Postdoc position in Machine Learning for Personalized Medicine at KTH Royal Institute of Technology. The position is part of a joint collaboration between WASP and DDLS.
Job description
This position is part of a joint collaboration between the two of the largest research programs in Sweden, the Wallenberg AI, Autonomous Systems and Software Program (WASP) and the SciLifeLab and Wallenberg National Program for Data-Driven Life Science (DDLS), with the ultimate goal of solving ground-breaking research questions across disciplines. The project is a part of WASP-DDLS postdoc program with focus on machine learning for personalized medicine.
Wallenberg AI, Autonomous Systems and Software Program (WASP) is Sweden’s largest individual research program ever, a major national initiative for strategically motivated basic research, education and faculty recruitment. The program addresses research on artificial intelligence and autonomous systems acting in collaboration with humans, adapting to their environment through sensors, information and knowledge, and forming intelligent systems-of-systems. The vision of WASP is excellent research and competence in artificial intelligence, autonomous systems and software for the benefit of Swedish industry.
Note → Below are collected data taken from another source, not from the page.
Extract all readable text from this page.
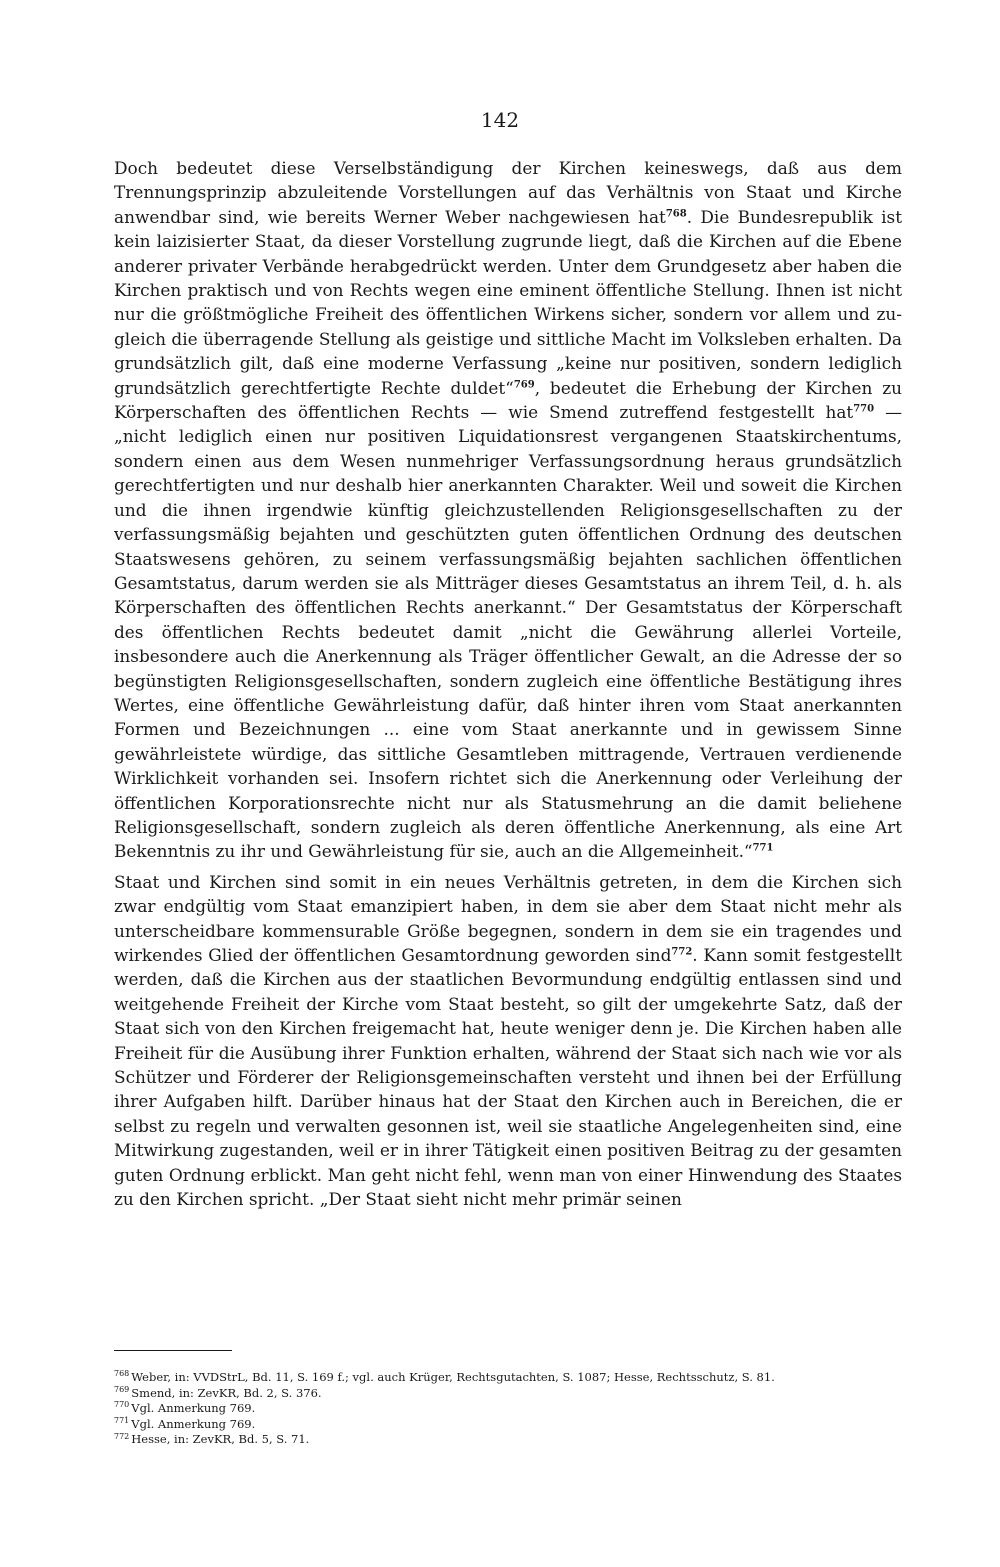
142

Doch bedeutet diese Verselbständigung der Kirchen keineswegs, daß aus dem Trennungsprinzip abzuleitende Vorstellungen auf das Verhältnis von Staat und Kirche anwendbar sind, wie bereits Werner Weber nachgewiesen hat$^{768}$. Die Bundesrepublik ist kein laizisierter Staat, da dieser Vorstellung zugrunde liegt, daß die Kirchen auf die Ebene anderer privater Verbände herabgedrückt werden. Unter dem Grundgesetz aber haben die Kirchen praktisch und von Rechts wegen eine eminent öffentliche Stellung. Ihnen ist nicht nur die größtmögliche Freiheit des öffentlichen Wirkens sicher, sondern vor allem und zugleich die überragende Stellung als geistige und sittliche Macht im Volksleben erhalten. Da grundsätzlich gilt, daß eine moderne Verfassung „keine nur positiven, sondern lediglich grundsätzlich gerechtfertigte Rechte duldet“$^{769}$, bedeutet die Erhebung der Kirchen zu Körperschaften des öffentlichen Rechts — wie Smend zutreffend festgestellt hat$^{770}$ — „nicht lediglich einen nur positiven Liquidationsrest vergangenen Staatskirchentums, sondern einen aus dem Wesen nunmehriger Verfassungsordnung heraus grundsätzlich gerechtfertigten und nur deshalb hier anerkannten Charakter. Weil und soweit die Kirchen und die ihnen irgendwie künftig gleichzustellenden Religionsgesellschaften zu der verfassungsmäßig bejahten und geschützten guten öffentlichen Ordnung des deutschen Staatswesens gehören, zu seinem verfassungsmäßig bejahten sachlichen öffentlichen Gesamtstatus, darum werden sie als Mitträger dieses Gesamtstatus an ihrem Teil, d. h. als Körperschaften des öffentlichen Rechts anerkannt.“ Der Gesamtstatus der Körperschaft des öffentlichen Rechts bedeutet damit „nicht die Gewährung allerlei Vorteile, insbesondere auch die Anerkennung als Träger öffentlicher Gewalt, an die Adresse der so begünstigten Religionsgesellschaften, sondern zugleich eine öffentliche Bestätigung ihres Wertes, eine öffentliche Gewährleistung dafür, daß hinter ihren vom Staat anerkannten Formen und Bezeichnungen ... eine vom Staat anerkannte und in gewissem Sinne gewährleistete würdige, das sittliche Gesamtleben mittragende, Vertrauen verdienende Wirklichkeit vorhanden sei. Insofern richtet sich die Anerkennung oder Verleihung der öffentlichen Korporationsrechte nicht nur als Statusmehrung an die damit beliehene Religionsgesellschaft, sondern zugleich als deren öffentliche Anerkennung, als eine Art Bekenntnis zu ihr und Gewährleistung für sie, auch an die Allgemeinheit.“$^{771}$

Staat und Kirchen sind somit in ein neues Verhältnis getreten, in dem die Kirchen sich zwar endgültig vom Staat emanzipiert haben, in dem sie aber dem Staat nicht mehr als unterscheidbare kommensurable Größe begegnen, sondern in dem sie ein tragendes und wirkendes Glied der öffentlichen Gesamtordnung geworden sind$^{772}$. Kann somit festgestellt werden, daß die Kirchen aus der staatlichen Bevormundung endgültig entlassen sind und weitgehende Freiheit der Kirche vom Staat besteht, so gilt der umgekehrte Satz, daß der Staat sich von den Kirchen freigemacht hat, heute weniger denn je. Die Kirchen haben alle Freiheit für die Ausübung ihrer Funktion erhalten, während der Staat sich nach wie vor als Schützer und Förderer der Religionsgemeinschaften versteht und ihnen bei der Erfüllung ihrer Aufgaben hilft. Darüber hinaus hat der Staat den Kirchen auch in Bereichen, die er selbst zu regeln und verwalten gesonnen ist, weil sie staatliche Angelegenheiten sind, eine Mitwirkung zugestanden, weil er in ihrer Tätigkeit einen positiven Beitrag zu der gesamten guten Ordnung erblickt. Man geht nicht fehl, wenn man von einer Hinwendung des Staates zu den Kirchen spricht. „Der Staat sieht nicht mehr primär seinen

$^{768}$ Weber, in: VVDStrL, Bd. 11, S. 169 f.; vgl. auch Krüger, Rechtsgutachten, S. 1087; Hesse, Rechtsschutz, S. 81.
$^{769}$ Smend, in: ZevKR, Bd. 2, S. 376.
$^{770}$ Vgl. Anmerkung 769.
$^{771}$ Vgl. Anmerkung 769.
$^{772}$ Hesse, in: ZevKR, Bd. 5, S. 71.
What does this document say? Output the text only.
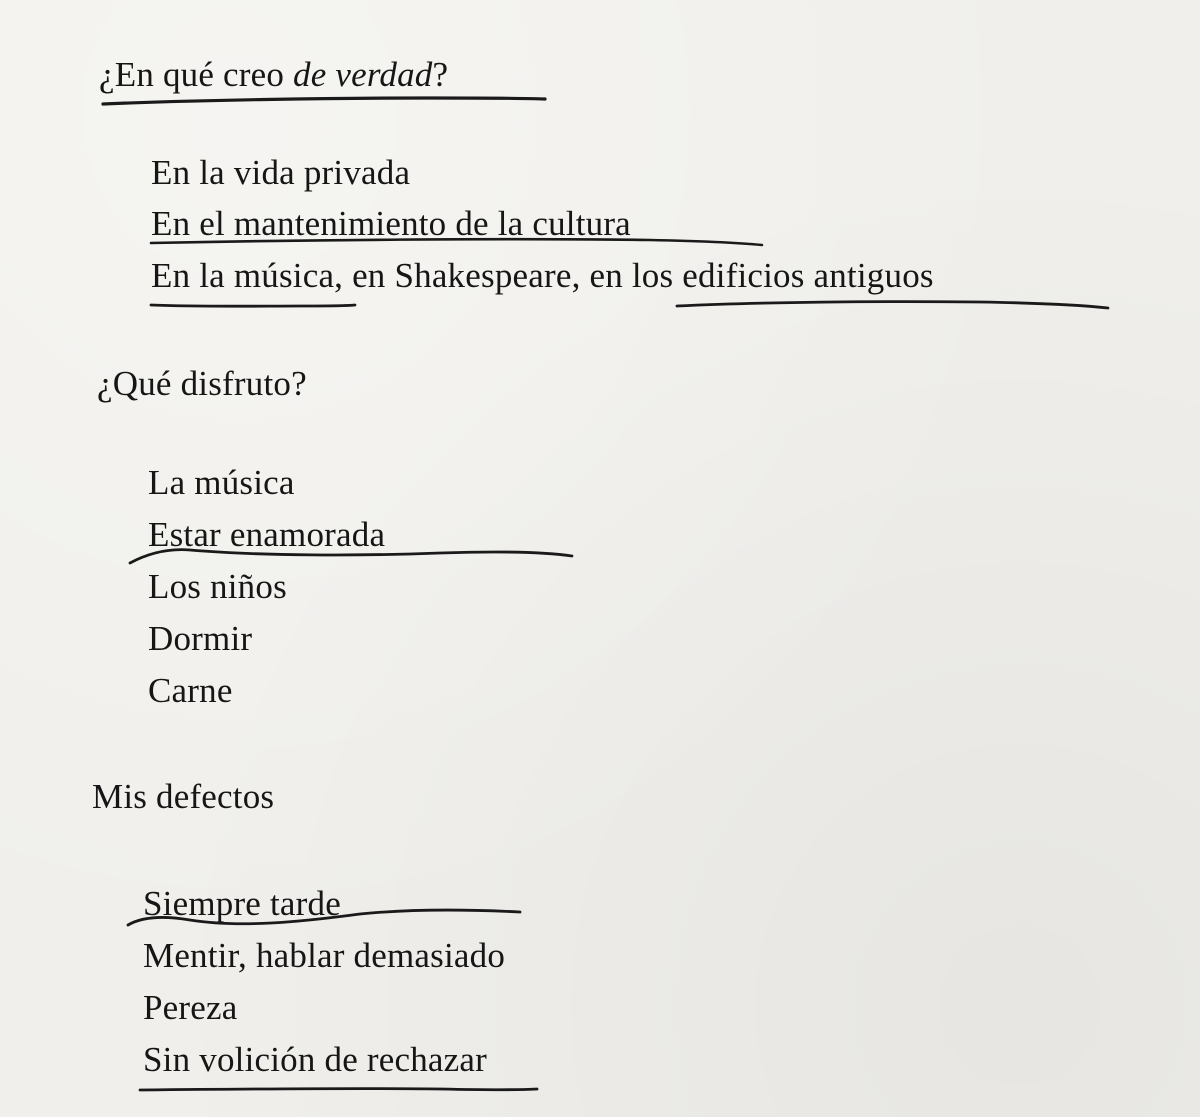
¿En qué creo de verdad?
En la vida privada
En el mantenimiento de la cultura
En la música, en Shakespeare, en los edificios antiguos
¿Qué disfruto?
La música
Estar enamorada
Los niños
Dormir
Carne
Mis defectos
Siempre tarde
Mentir, hablar demasiado
Pereza
Sin volición de rechazar
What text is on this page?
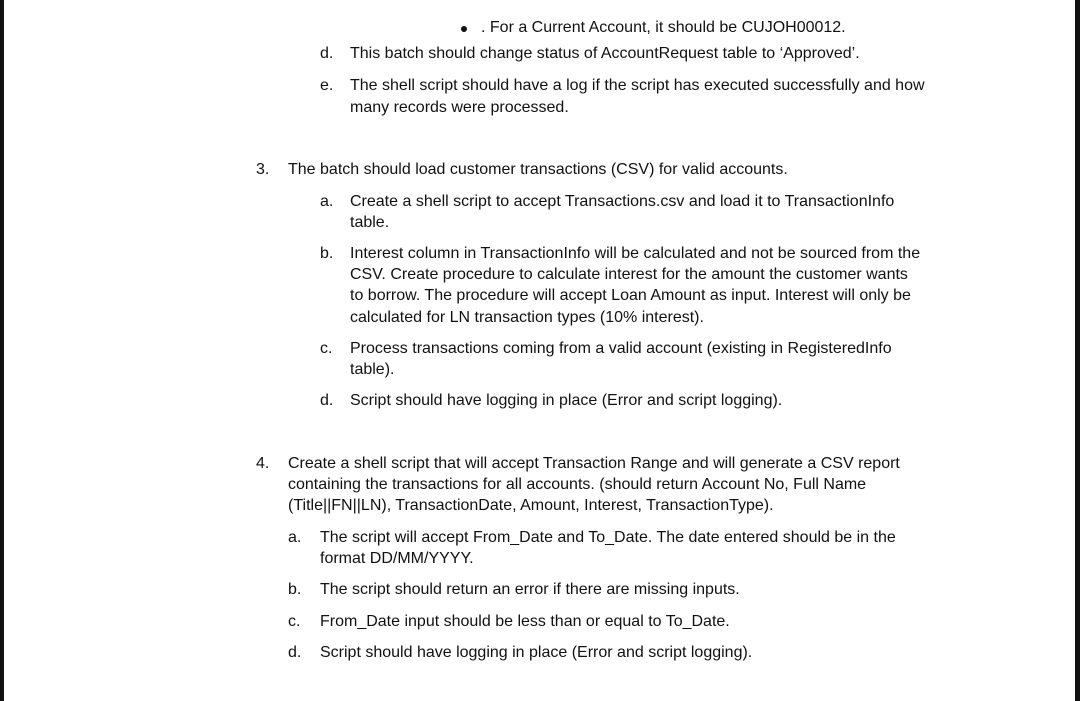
. For a Current Account, it should be CUJOH00012.

d. This batch should change status of AccountRequest table to ‘Approved’.

e. The shell script should have a log if the script has executed successfully and how

many records were processed.

3. The batch should load customer transactions (CSV) for valid accounts.

a. Create a shell script to accept Transactions.csv and load it to TransactionInfo

table.

b. Interest column in TransactionInfo will be calculated and not be sourced from the

CSV. Create procedure to calculate interest for the amount the customer wants

to borrow. The procedure will accept Loan Amount as input. Interest will only be

calculated for LN transaction types (10% interest).

c. Process transactions coming from a valid account (existing in RegisteredInfo

table).

d. Script should have logging in place (Error and script logging).

4. Create a shell script that will accept Transaction Range and will generate a CSV report

containing the transactions for all accounts. (should return Account No, Full Name

(Title||FN||LN), TransactionDate, Amount, Interest, TransactionType).

a. The script will accept From_Date and To_Date. The date entered should be in the

format DD/MM/YYYY.

b. The script should return an error if there are missing inputs.

c. From_Date input should be less than or equal to To_Date.

d. Script should have logging in place (Error and script logging).
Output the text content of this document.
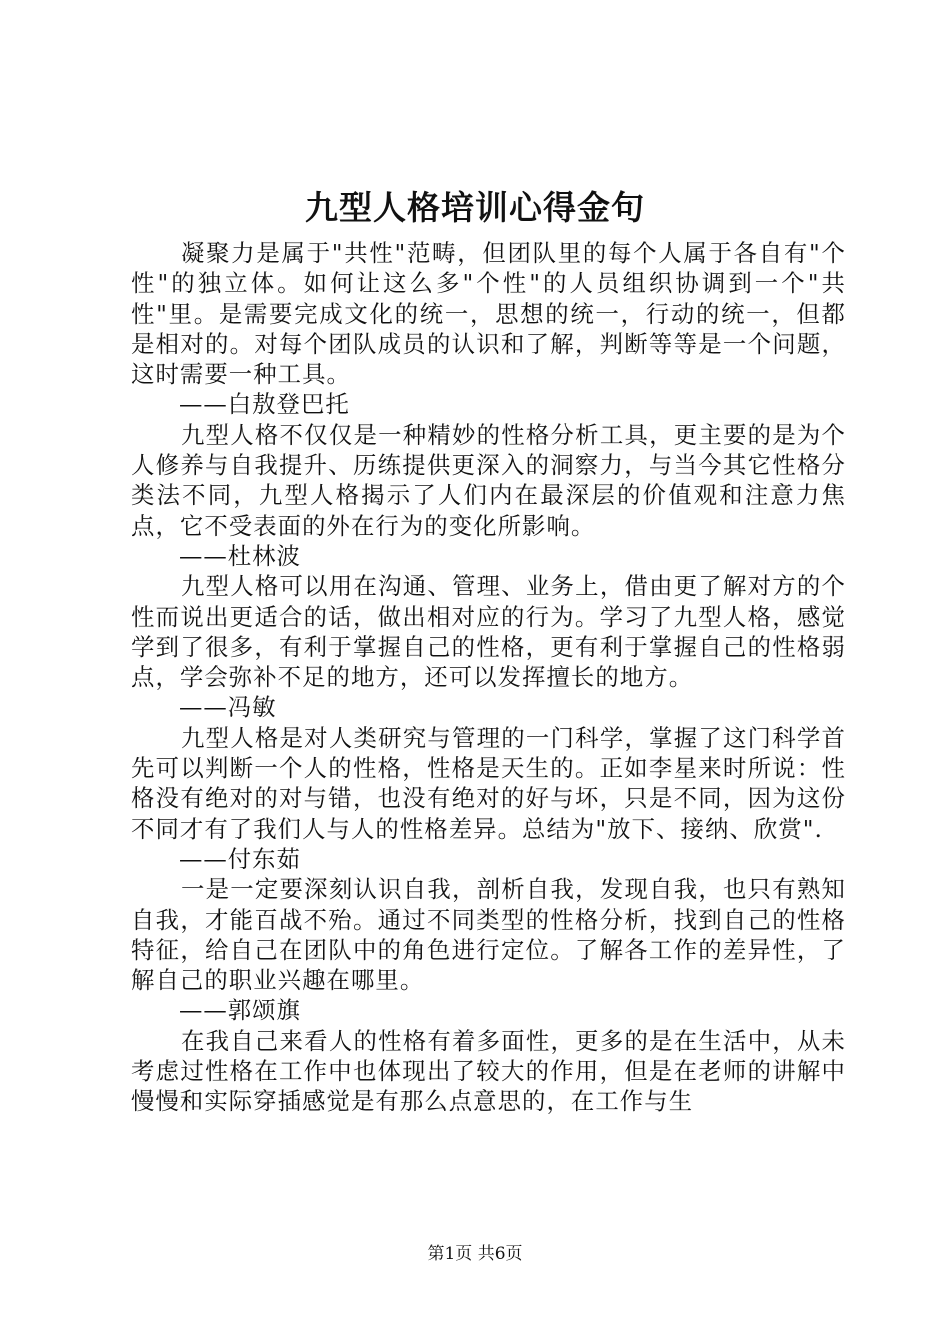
九型人格培训心得金句

凝聚力是属于"共性"范畴，但团队里的每个人属于各自有"个性"的独立体。如何让这么多"个性"的人员组织协调到一个"共性"里。是需要完成文化的统一，思想的统一，行动的统一，但都是相对的。对每个团队成员的认识和了解，判断等等是一个问题，这时需要一种工具。

——白敖登巴托

九型人格不仅仅是一种精妙的性格分析工具，更主要的是为个人修养与自我提升、历练提供更深入的洞察力，与当今其它性格分类法不同，九型人格揭示了人们内在最深层的价值观和注意力焦点，它不受表面的外在行为的变化所影响。

——杜林波

九型人格可以用在沟通、管理、业务上，借由更了解对方的个性而说出更适合的话，做出相对应的行为。学习了九型人格，感觉学到了很多，有利于掌握自己的性格，更有利于掌握自己的性格弱点，学会弥补不足的地方，还可以发挥擅长的地方。

——冯敏

九型人格是对人类研究与管理的一门科学，掌握了这门科学首先可以判断一个人的性格，性格是天生的。正如李星来时所说：性格没有绝对的对与错，也没有绝对的好与坏，只是不同，因为这份不同才有了我们人与人的性格差异。总结为"放下、接纳、欣赏".

——付东茹

一是一定要深刻认识自我，剖析自我，发现自我，也只有熟知自我，才能百战不殆。通过不同类型的性格分析，找到自己的性格特征，给自己在团队中的角色进行定位。了解各工作的差异性，了解自己的职业兴趣在哪里。

——郭颂旗

在我自己来看人的性格有着多面性，更多的是在生活中，从未考虑过性格在工作中也体现出了较大的作用，但是在老师的讲解中慢慢和实际穿插感觉是有那么点意思的，在工作与生

第1页 共6页
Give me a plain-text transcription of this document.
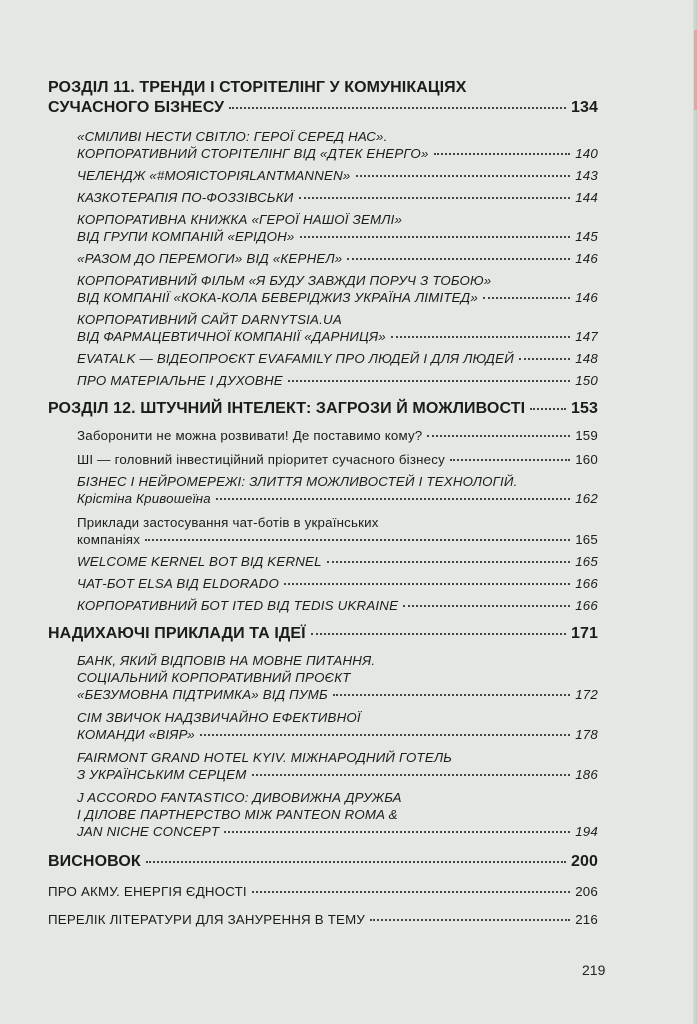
РОЗДІЛ 11. ТРЕНДИ І СТОРІТЕЛІНГ У КОМУНІКАЦІЯХ
СУЧАСНОГО БІЗНЕСУ	134
«СМІЛИВІ НЕСТИ СВІТЛО: ГЕРОЇ СЕРЕД НАС».
КОРПОРАТИВНИЙ СТОРІТЕЛІНГ ВІД «ДТЕК ЕНЕРГО»	140
ЧЕЛЕНДЖ «#МОЯІСТОРІЯLANTMANNEN»	143
КАЗКОТЕРАПІЯ ПО-ФОЗЗІВСЬКИ	144
КОРПОРАТИВНА КНИЖКА «ГЕРОЇ НАШОЇ ЗЕМЛІ»
ВІД ГРУПИ КОМПАНІЙ «ЕРІДОН»	145
«РАЗОМ ДО ПЕРЕМОГИ» ВІД «КЕРНЕЛ»	146
КОРПОРАТИВНИЙ ФІЛЬМ «Я БУДУ ЗАВЖДИ ПОРУЧ З ТОБОЮ»
ВІД КОМПАНІЇ «КОКА-КОЛА БЕВЕРІДЖИЗ УКРАЇНА ЛІМІТЕД»	146
КОРПОРАТИВНИЙ САЙТ DARNYTSIA.UA
ВІД ФАРМАЦЕВТИЧНОЇ КОМПАНІЇ «ДАРНИЦЯ»	147
EVATALK — ВІДЕОПРОЄКТ EVAFAMILY ПРО ЛЮДЕЙ І ДЛЯ ЛЮДЕЙ	148
ПРО МАТЕРІАЛЬНЕ І ДУХОВНЕ	150
РОЗДІЛ 12. ШТУЧНИЙ ІНТЕЛЕКТ: ЗАГРОЗИ Й МОЖЛИВОСТІ	153
Заборонити не можна розвивати! Де поставимо кому?	159
ШІ — головний інвестиційний пріоритет сучасного бізнесу	160
БІЗНЕС І НЕЙРОМЕРЕЖІ: ЗЛИТТЯ МОЖЛИВОСТЕЙ І ТЕХНОЛОГІЙ.
Крістіна Кривошеїна	162
Приклади застосування чат-ботів в українських
компаніях	165
WELCOME KERNEL BOT ВІД KERNEL	165
ЧАТ-БОТ ELSA ВІД ELDORADO	166
КОРПОРАТИВНИЙ БОТ ITED ВІД TEDIS UKRAINE	166
НАДИХАЮЧІ ПРИКЛАДИ ТА ІДЕЇ	171
БАНК, ЯКИЙ ВІДПОВІВ НА МОВНЕ ПИТАННЯ.
СОЦІАЛЬНИЙ КОРПОРАТИВНИЙ ПРОЄКТ
«БЕЗУМОВНА ПІДТРИМКА» ВІД ПУМБ	172
СІМ ЗВИЧОК НАДЗВИЧАЙНО ЕФЕКТИВНОЇ
КОМАНДИ «ВІЯР»	178
FAIRMONT GRAND HOTEL KYIV. МІЖНАРОДНИЙ ГОТЕЛЬ
З УКРАЇНСЬКИМ СЕРЦЕМ	186
J ACCORDO FANTASTICO: ДИВОВИЖНА ДРУЖБА
І ДІЛОВЕ ПАРТНЕРСТВО МІЖ PANTEON ROMA &
JAN NICHE CONCEPT	194
ВИСНОВОК	200
ПРО АКМУ. ЕНЕРГІЯ ЄДНОСТІ	206
ПЕРЕЛІК ЛІТЕРАТУРИ ДЛЯ ЗАНУРЕННЯ В ТЕМУ	216
219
The SciLifeLab and Wallenberg National Program for Data-Driven Life Science (DDLS) is a 12-year initiative that focuses on data-driven research, within fields essential for improving the people´s lives, detecting and treating diseases, protecting biodiversity and creating sustainability. The programme will train the next generation of life scientists and create a strong computational and data science base. The program aims to strengthen national collaborations between universities, bridge the research communities of life sciences and data sciences, and create partnerships with industry, healthcare and other national and international actors. Read more: htps://www.scilifelab.se/data-driven
The project will be a collaboration between KTH and Karolinska Institute with focus on machine learning for personalized medicine.